Contempt charges loom, U.S. judge warns Amprey

October 28, 1994|By Gary Gately | Gary Gately,Sun Staff Writer

Baltimore schools Superintendent Walter G. Amprey faces possible criminal and civil contempt charges for allegedly disobeying a federal judge's order requiring the school system to report formally on shortcomings in educating thousands of disabled youngsters.

In a strongly worded 15-page order yesterday, U.S. District Judge Marvin J. Garbis told Dr. Amprey to appear at a Tuesday morning hearing to determine whether to cite the schools chief.

"This court can no longer tolerate delays in giving the disabled children of Baltimore City their legal rights," Judge Garbis wrote.

In September, Dr. Amprey agreed that by Monday, the school system would give the court a complete quarterly report on the status of compliance with laws in the cases of more than 17,000 special education students. The city was to use a new computer tracking system to complete the report.
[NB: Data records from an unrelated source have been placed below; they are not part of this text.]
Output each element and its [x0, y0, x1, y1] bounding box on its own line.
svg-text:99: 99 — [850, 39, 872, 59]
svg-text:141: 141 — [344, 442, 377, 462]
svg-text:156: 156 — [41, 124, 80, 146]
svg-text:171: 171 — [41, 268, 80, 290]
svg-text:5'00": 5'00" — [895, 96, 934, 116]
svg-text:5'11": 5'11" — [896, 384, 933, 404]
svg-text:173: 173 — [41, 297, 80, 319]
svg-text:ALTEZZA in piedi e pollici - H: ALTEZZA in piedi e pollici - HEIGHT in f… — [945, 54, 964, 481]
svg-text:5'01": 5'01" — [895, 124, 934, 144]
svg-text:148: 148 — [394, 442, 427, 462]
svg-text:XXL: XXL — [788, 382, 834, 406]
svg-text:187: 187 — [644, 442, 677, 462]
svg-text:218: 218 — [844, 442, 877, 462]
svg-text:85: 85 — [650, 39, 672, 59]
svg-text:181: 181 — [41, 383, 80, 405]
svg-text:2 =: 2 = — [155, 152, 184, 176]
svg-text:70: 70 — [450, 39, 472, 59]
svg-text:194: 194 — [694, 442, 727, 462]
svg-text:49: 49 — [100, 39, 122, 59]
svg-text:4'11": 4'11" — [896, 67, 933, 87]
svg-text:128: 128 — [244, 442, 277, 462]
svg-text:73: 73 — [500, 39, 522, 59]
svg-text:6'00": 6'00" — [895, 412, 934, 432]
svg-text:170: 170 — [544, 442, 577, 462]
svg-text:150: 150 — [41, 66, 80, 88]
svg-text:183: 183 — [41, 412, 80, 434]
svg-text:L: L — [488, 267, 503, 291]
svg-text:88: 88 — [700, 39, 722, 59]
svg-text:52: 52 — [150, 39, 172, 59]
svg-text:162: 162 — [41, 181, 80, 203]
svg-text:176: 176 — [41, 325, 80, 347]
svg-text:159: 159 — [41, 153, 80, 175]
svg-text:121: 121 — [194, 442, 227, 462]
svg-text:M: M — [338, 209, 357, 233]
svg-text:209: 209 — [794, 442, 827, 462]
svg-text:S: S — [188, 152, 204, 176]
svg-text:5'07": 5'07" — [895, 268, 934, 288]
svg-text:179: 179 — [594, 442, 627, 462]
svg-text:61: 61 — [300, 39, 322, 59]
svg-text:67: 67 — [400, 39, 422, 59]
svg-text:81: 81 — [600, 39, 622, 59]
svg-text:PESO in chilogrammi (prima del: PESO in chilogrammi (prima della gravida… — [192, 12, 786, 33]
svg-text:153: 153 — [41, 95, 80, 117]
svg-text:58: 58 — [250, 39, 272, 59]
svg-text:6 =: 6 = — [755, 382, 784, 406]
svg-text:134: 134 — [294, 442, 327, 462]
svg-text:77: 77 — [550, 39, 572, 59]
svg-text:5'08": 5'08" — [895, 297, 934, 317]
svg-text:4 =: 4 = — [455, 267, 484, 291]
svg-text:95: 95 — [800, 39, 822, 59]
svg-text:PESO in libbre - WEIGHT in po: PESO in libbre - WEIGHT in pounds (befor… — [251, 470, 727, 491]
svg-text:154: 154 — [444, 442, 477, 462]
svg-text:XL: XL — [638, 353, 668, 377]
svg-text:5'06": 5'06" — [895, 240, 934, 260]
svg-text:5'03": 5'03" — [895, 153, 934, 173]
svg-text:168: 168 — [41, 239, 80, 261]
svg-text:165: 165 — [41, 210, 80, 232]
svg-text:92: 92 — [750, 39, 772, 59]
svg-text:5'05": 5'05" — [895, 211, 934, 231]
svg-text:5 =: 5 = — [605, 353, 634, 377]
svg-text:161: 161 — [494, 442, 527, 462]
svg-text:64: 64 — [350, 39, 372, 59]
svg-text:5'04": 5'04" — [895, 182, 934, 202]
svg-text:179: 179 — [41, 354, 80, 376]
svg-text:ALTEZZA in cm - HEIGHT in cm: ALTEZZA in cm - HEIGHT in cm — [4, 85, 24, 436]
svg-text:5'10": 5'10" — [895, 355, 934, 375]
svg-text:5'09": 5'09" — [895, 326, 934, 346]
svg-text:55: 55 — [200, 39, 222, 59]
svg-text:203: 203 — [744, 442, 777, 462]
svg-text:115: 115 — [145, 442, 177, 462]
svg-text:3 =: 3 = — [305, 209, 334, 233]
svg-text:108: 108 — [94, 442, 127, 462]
But Monday, Dr. Amprey sent the judge an incomplete report, accompanied by a letter saying the superintendent could not say whether it was "complete and accurate" because not all schools had provided necessary data. The schools chief said he would provide a complete and updated report within 30 days.

Last night, the school system released a statement saying that staff members at some of the city's 182 schools had not been trained in using the computer system, leading to the missed deadline. Dr. Amprey expects to give the judge a more detailed explanation Tuesday, said Nat Harrington, a school system spokesman.

Mr. Harrington noted that the long-standing special education violations predated the tenure of Dr. Amprey, now in his fourth year at the helm.

Judge Garbis, noting that a 1988 consent decree required the school district to prepare the reports on special education every three months, said the school system has had enough time to comply. The judge criticized Dr. Amprey's "apparent willful disregard of the obligation imposed upon him."

"Now, in October of 1994, after more than 10 years of litigation and more than six years under the consent decree, the school system still fails to comply with the requirements of federal law," Judge Garbis wrote. "The schoolchildren of Baltimore City are continuing to be denied rights granted under federal law."

In its statement, the school system responded, "Dr. Amprey takes the special education problem, the consent decree and the judge's action very seriously. He and his staff are making every effort to comply with all aspects . . . and believe this will happen very soon."

While acknowledging the shortcomings and pledging to correct them, the school system statement repeated Dr. Amprey's assertion that far too many children are classified special education and that many more should be in regular classrooms.

At the heart of the legal battle is the city's failure to comply with federal law on the length of time handicapped students must wait for formal evaluations and services, including speech and physical therapy, psychological counseling and enrollment in special education classes.

Federal law requires that the city assess a child's needs within 45 days of referral and place a child within 30 days of development of an "Individual Education Plan."

The city has consistently failed to meet both requirements, forcing some students to go without services and others to wait more than a year for services.

Leslie Margolis, an attorney with the Maryland Disability LaCenter, the Baltimore-based advocacy group that filed a lawsuit over the city's consistent failure to provide required services to thousands of special education students, welcomed news of the judge's order and called the quarterly reports critical to educating special education children.

Without accurate, complete quarterly reports, she said, "it has .. been impossible to know the extent of the noncompliance. That's the most basic tool."

In July, U.S. District Judge Alexander Harvey II ruled that a court-appointed team must have some say in key staffing decisions.

The ruling came in response to the latest volley in the decade-old lawsuit. State Superintendent Nancy S. Grasmick joined the Disability Law Center in seeking the court order, which covers staffing decisions over the next year.

It requires that an oversight team consisting of Dr. Grasmick, Dr. Amprey and Mark Mlawer, representing the law center, review all proposed staffing decisions involving posts above the rank of teacher. If at least two members of the oversight team agree that a change would influence compliance with laws governing special education services, they would make recommendations on filling the slot.

The team, which meets weekly, is charged with reviewing compliance with the consent decree, recommending changes in policy and ensuring that they are carried out.